Pennsylvania’s black-bear population has jumped from about 18,000 to about 20,000 bears.
The number of hunters buying bear licenses is on pace to break the previous record.
And the red-oak acorn crop statewide is one for the ages.
All of the pieces are in place for a historic bear season in Pennsylvania, according to the state's Game Commission.
And things have gotten underway.
Pennsylvania’s bear archery season opened Monday, Nov. 14. And after that five-day season comes to a close on Friday, Nov. 18, properly licensed hunters who are still in pursuit of a bear can participate in the four-day general season that opens Saturday, Nov. 19, then runs from Monday, Nov. 21, to Wednesday, Nov. 23.
Extended opportunities to hunt bears during all or a portion of the deer-hunting seasons also exist in much of the state.
Pennsylvania’s eight largest bear harvests all have occurred within the past decade. The 2015 harvest was the third-largest on record, with hunters taking 3,748 bears. A whopping 68 of those bears topped the 500-pound mark, and 18 topped 600 pounds.

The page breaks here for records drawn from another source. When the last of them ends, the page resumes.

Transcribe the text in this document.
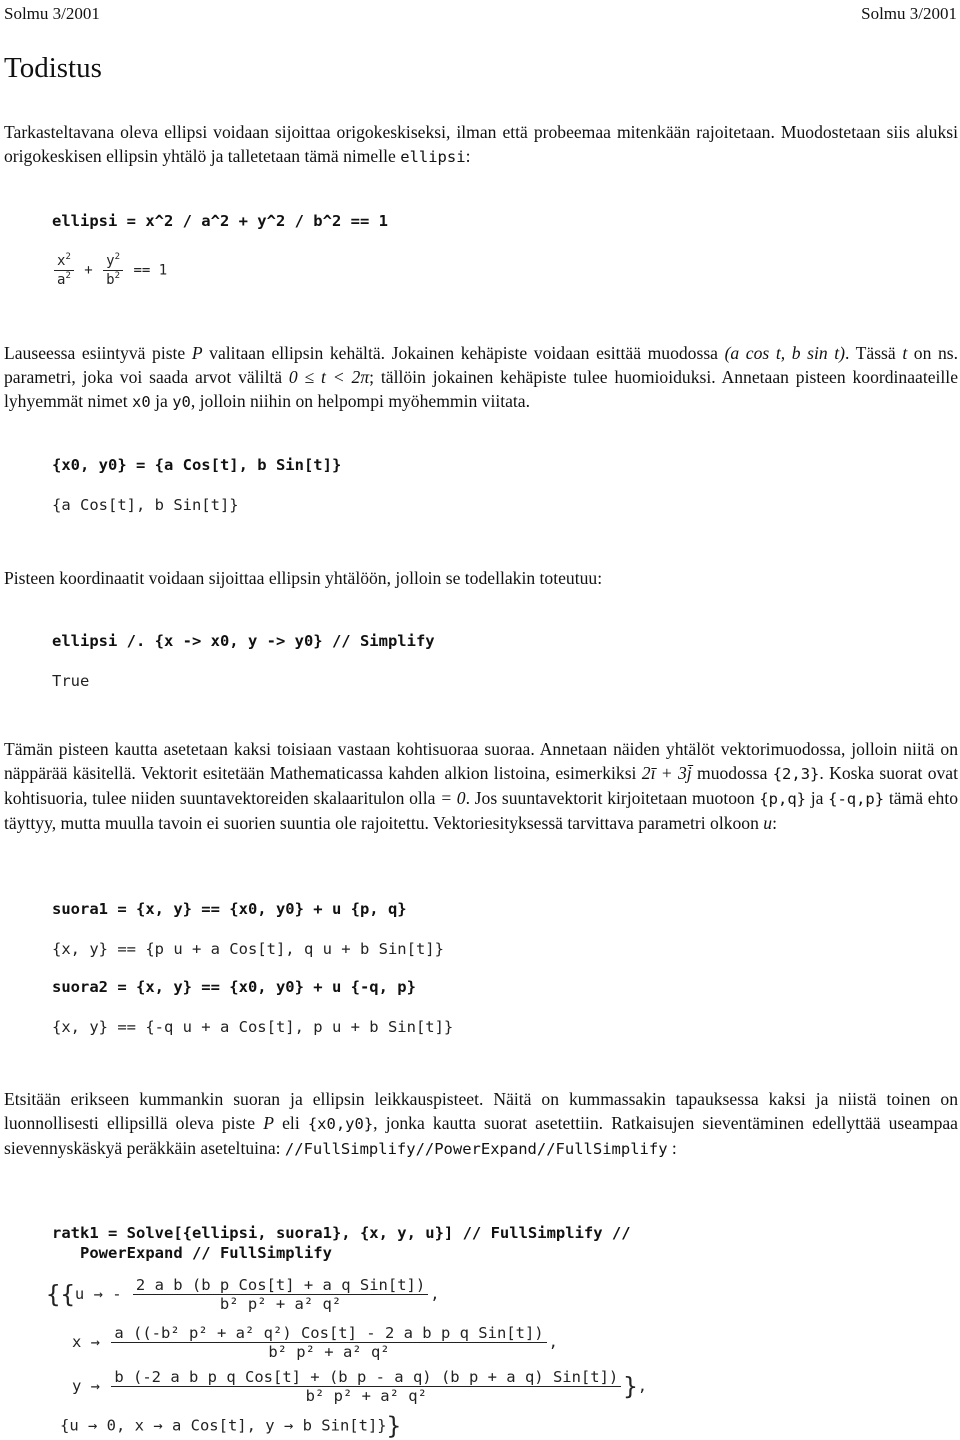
Solmu 3/2001	Solmu 3/2001
Todistus

Tarkasteltavana oleva ellipsi voidaan sijoittaa origokeskiseksi, ilman että probeemaa mitenkään rajoitetaan. Muodostetaan siis aluksi origokeskisen ellipsin yhtälö ja talletetaan tämä nimelle ellipsi:

ellipsi = x^2 / a^2 + y^2 / b^2 == 1
$\frac{x^2}{a^2} + \frac{y^2}{b^2} == 1$

Lauseessa esiintyvä piste P valitaan ellipsin kehältä. Jokainen kehäpiste voidaan esittää muodossa (a cos t, b sin t). Tässä t on ns. parametri, joka voi saada arvot väliltä 0 ≤ t < 2π; tällöin jokainen kehäpiste tulee huomioiduksi. Annetaan pisteen koordinaateille lyhyemmät nimet x0 ja y0, jolloin niihin on helpompi myöhemmin viitata.

{x0, y0} = {a Cos[t], b Sin[t]}
{a Cos[t], b Sin[t]}

Pisteen koordinaatit voidaan sijoittaa ellipsin yhtälöön, jolloin se todellakin toteutuu:

ellipsi /. {x -> x0, y -> y0} // Simplify
True

Tämän pisteen kautta asetetaan kaksi toisiaan vastaan kohtisuoraa suoraa. Annetaan näiden yhtälöt vektorimuodossa, jolloin niitä on näppärää käsitellä. Vektorit esitetään Mathematicassa kahden alkion listoina, esimerkiksi 2ī + 3j̄ muodossa {2,3}. Koska suorat ovat kohtisuoria, tulee niiden suuntavektoreiden skalaaritulon olla = 0. Jos suuntavektorit kirjoitetaan muotoon {p,q} ja {-q,p} tämä ehto täyttyy, mutta muulla tavoin ei suorien suuntia ole rajoitettu. Vektoriesityksessä tarvittava parametri olkoon u:

suora1 = {x, y} == {x0, y0} + u {p, q}
{x, y} == {p u + a Cos[t], q u + b Sin[t]}
suora2 = {x, y} == {x0, y0} + u {-q, p}
{x, y} == {-q u + a Cos[t], p u + b Sin[t]}

Etsitään erikseen kummankin suoran ja ellipsin leikkauspisteet. Näitä on kummassakin tapauksessa kaksi ja niistä toinen on luonnollisesti ellipsillä oleva piste P eli {x0,y0}, jonka kautta suorat asetettiin. Ratkaisujen sieventäminen edellyttää useampaa sievennyskäskyä peräkkäin aseteltuina: //FullSimplify//PowerExpand//FullSimplify :

ratk1 = Solve[{ellipsi, suora1}, {x, y, u}] // FullSimplify //
PowerExpand // FullSimplify
{{u → - $\frac{\text{2 a b (b p Cos[t] + a q Sin[t])}}{\text{b² p² + a² q²}}$ ,
$x \to \frac{\text{a ((-b² p² + a² q²) Cos[t] - 2 a b p q Sin[t])}}{\text{b² p² + a² q²}}$ ,
$y \to \frac{\text{b (-2 a b p q Cos[t] + (b p - a q) (b p + a q) Sin[t])}}{\text{b² p² + a² q²}}$ },
{u → 0, x → a Cos[t], y → b Sin[t]}}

Bears were taken in 57 of the state’s 67 counties in 2015.
And this year holds as much promise as ever.
Acorns abundant: Dave Gustafson, who heads up the Game Commission’s forestry division, said red-oak acorns are abundant in “epic” numbers this year throughout the state, and bear sign has been heavy in the forested tracts where red oaks are producing.
“It’s the biggest crop we’ve seen since 2001, which was one of the most-abundant red-oak acorn crops in memory,” Gustafson said in a Game Commission news release.

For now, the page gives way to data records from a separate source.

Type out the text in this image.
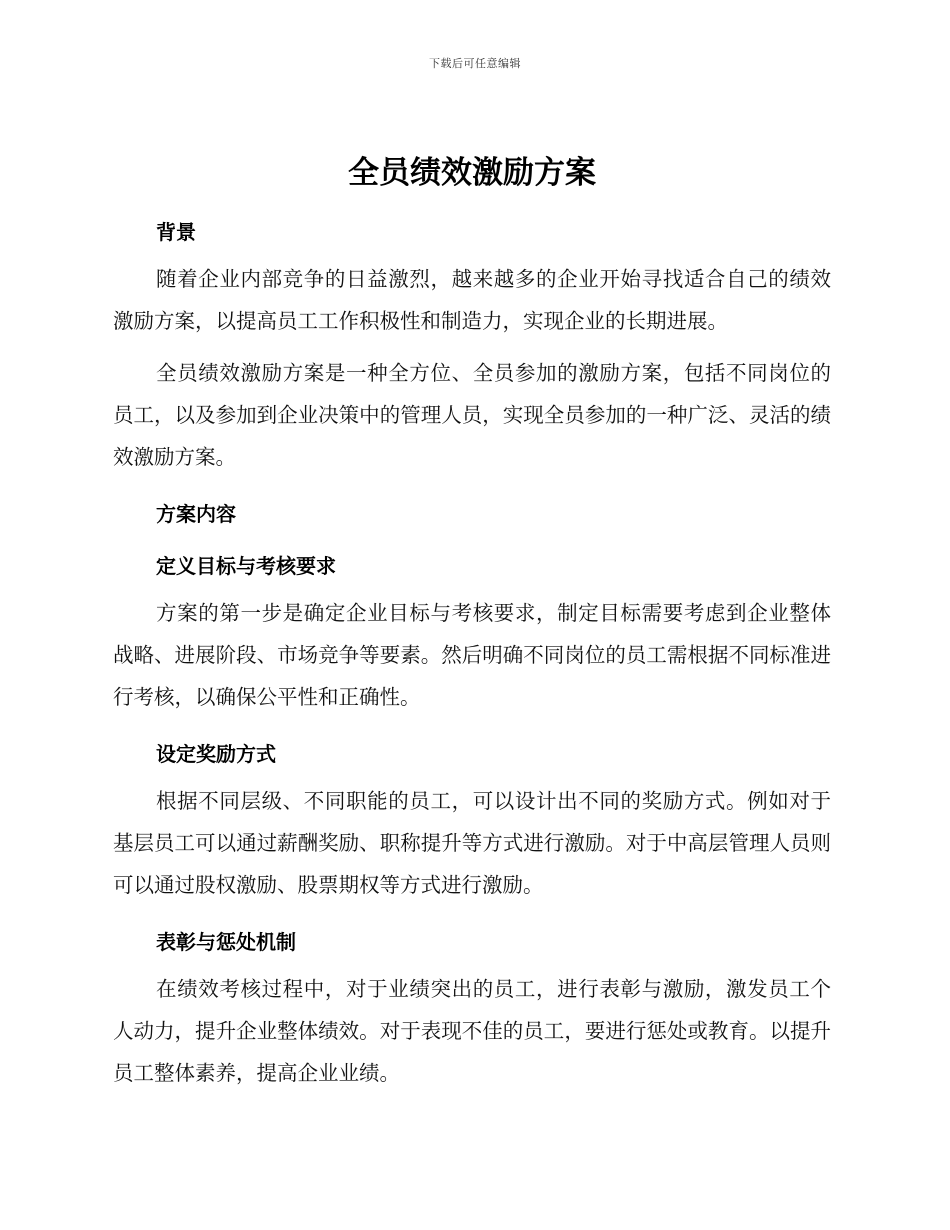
下载后可任意编辑
全员绩效激励方案
背景

随着企业内部竞争的日益激烈，越来越多的企业开始寻找适合自己的绩效激励方案，以提高员工工作积极性和制造力，实现企业的长期进展。

全员绩效激励方案是一种全方位、全员参加的激励方案，包括不同岗位的员工，以及参加到企业决策中的管理人员，实现全员参加的一种广泛、灵活的绩效激励方案。

方案内容
定义目标与考核要求

方案的第一步是确定企业目标与考核要求，制定目标需要考虑到企业整体战略、进展阶段、市场竞争等要素。然后明确不同岗位的员工需根据不同标准进行考核，以确保公平性和正确性。

设定奖励方式

根据不同层级、不同职能的员工，可以设计出不同的奖励方式。例如对于基层员工可以通过薪酬奖励、职称提升等方式进行激励。对于中高层管理人员则可以通过股权激励、股票期权等方式进行激励。

表彰与惩处机制

在绩效考核过程中，对于业绩突出的员工，进行表彰与激励，激发员工个人动力，提升企业整体绩效。对于表现不佳的员工，要进行惩处或教育。以提升员工整体素养，提高企业业绩。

And white- and chestnut-oak acorns, as well as soft mast like apples, also are available in some areas, he said.
Mark Ternent, the Game Commission’s bear biologist, said years where acorns are abundant tend to see higher bear harvests.
With food readily available, bears have less reason to hibernate before bear season, Ternent said. And they don’t need to travel as much to find food, which means the bears hunters locate while scouting before the season are likely to be found in the same areas come opening day, he said.

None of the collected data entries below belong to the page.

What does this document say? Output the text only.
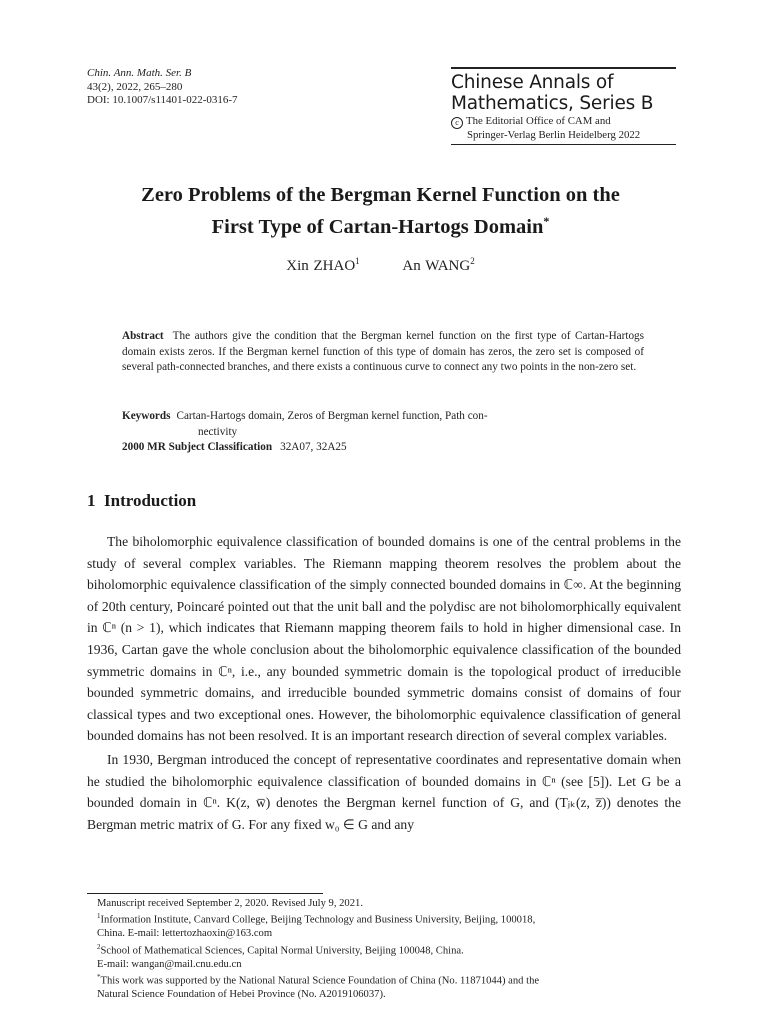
Chin. Ann. Math. Ser. B
43(2), 2022, 265–280
DOI: 10.1007/s11401-022-0316-7
Chinese Annals of
Mathematics, Series B
c The Editorial Office of CAM and
Springer-Verlag Berlin Heidelberg 2022
Zero Problems of the Bergman Kernel Function on the
First Type of Cartan-Hartogs Domain*
Xin ZHAO$^1$	An WANG$^2$
Abstract The authors give the condition that the Bergman kernel function on the first type of Cartan-Hartogs domain exists zeros. If the Bergman kernel function of this type of domain has zeros, the zero set is composed of several path-connected branches, and there exists a continuous curve to connect any two points in the non-zero set.
Keywords Cartan-Hartogs domain, Zeros of Bergman kernel function, Path con-
nectivity
2000 MR Subject Classification 32A07, 32A25
1 Introduction

The biholomorphic equivalence classification of bounded domains is one of the central problems in the study of several complex variables. The Riemann mapping theorem resolves the problem about the biholomorphic equivalence classification of the simply connected bounded domains in ℂ∞. At the beginning of 20th century, Poincaré pointed out that the unit ball and the polydisc are not biholomorphically equivalent in ℂⁿ (n > 1), which indicates that Riemann mapping theorem fails to hold in higher dimensional case. In 1936, Cartan gave the whole conclusion about the biholomorphic equivalence classification of the bounded symmetric domains in ℂⁿ, i.e., any bounded symmetric domain is the topological product of irreducible bounded symmetric domains, and irreducible bounded symmetric domains consist of domains of four classical types and two exceptional ones. However, the biholomorphic equivalence classification of general bounded domains has not been resolved. It is an important research direction of several complex variables.

In 1930, Bergman introduced the concept of representative coordinates and representative domain when he studied the biholomorphic equivalence classification of bounded domains in ℂⁿ (see [5]). Let G be a bounded domain in ℂⁿ. K(z, w̅) denotes the Bergman kernel function of G, and (Tⱼₖ(z, z̅)) denotes the Bergman metric matrix of G. For any fixed w₀ ∈ G and any

Manuscript received September 2, 2020. Revised July 9, 2021.
$^1$Information Institute, Canvard College, Beijing Technology and Business University, Beijing, 100018,
China. E-mail: lettertozhaoxin@163.com
$^2$School of Mathematical Sciences, Capital Normal University, Beijing 100048, China.
E-mail: wangan@mail.cnu.edu.cn
*This work was supported by the National Natural Science Foundation of China (No. 11871044) and the
Natural Science Foundation of Hebei Province (No. A2019106037).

Bear hunters on rise: The number of bear hunters also has been on the increase, with record numbers of licenses being sold in each of the past several years. And the early sales report showed 2016 bear-license numbers outpacing 2015 sales by more than 1,000 licenses.
That would mean that, once again, upward of 175,000 bear hunters can be expected to take part in the season.
And the estimated number of bears statewide also has increased since last year, due to a lower-than-anticipated harvest in 2014.
“If there are a record number of bears, a record number of hunters and a record acorn crop, we could be in store for a truly remarkable year of bear hunting,” Ternent said in the news release.
Record may fall: Pennsylvania’s all-time largest bear harvest occurred in 2011, when 4,350 bears were harvested.
Of course, topping that number will rely on many factors, including favorable weather during the firearms bear season.
But, without a doubt, a record harvest is within reach, Ternent said.
Given the high reproductive rate of Pennsylvania’s black bears, harvests could periodically approach 25 percent of the bear population without alarming declines, he said.
“In a population of 20,000 bears, that would equate to a 5,000-bear harvest,” Ternent said in the news release.
Success rate is low: Of course, hunting Pennsylvania black bears remains a challenge, and harvesting one can be the accomplishment of a hunting career. Even in the year with the highest harvest rate, less than 3 percent of licensed bear hunters were successful.
But with record numbers of bears and hunters, Game Commission Executive Director R. Matthew Hough said the prospects of taking a Pennsylvania black bear are as good as ever.
“There’s no other hunting season in Pennsylvania that’s quite like our tradition-rich statewide bear season,” Hough said in the news release. “And while thousands of bear hunters will take home their trophies of a lifetime this year, all who participate can count on memories that will last a lifetime.”
Information for this story was provided by the Pennsylvania Game Commission.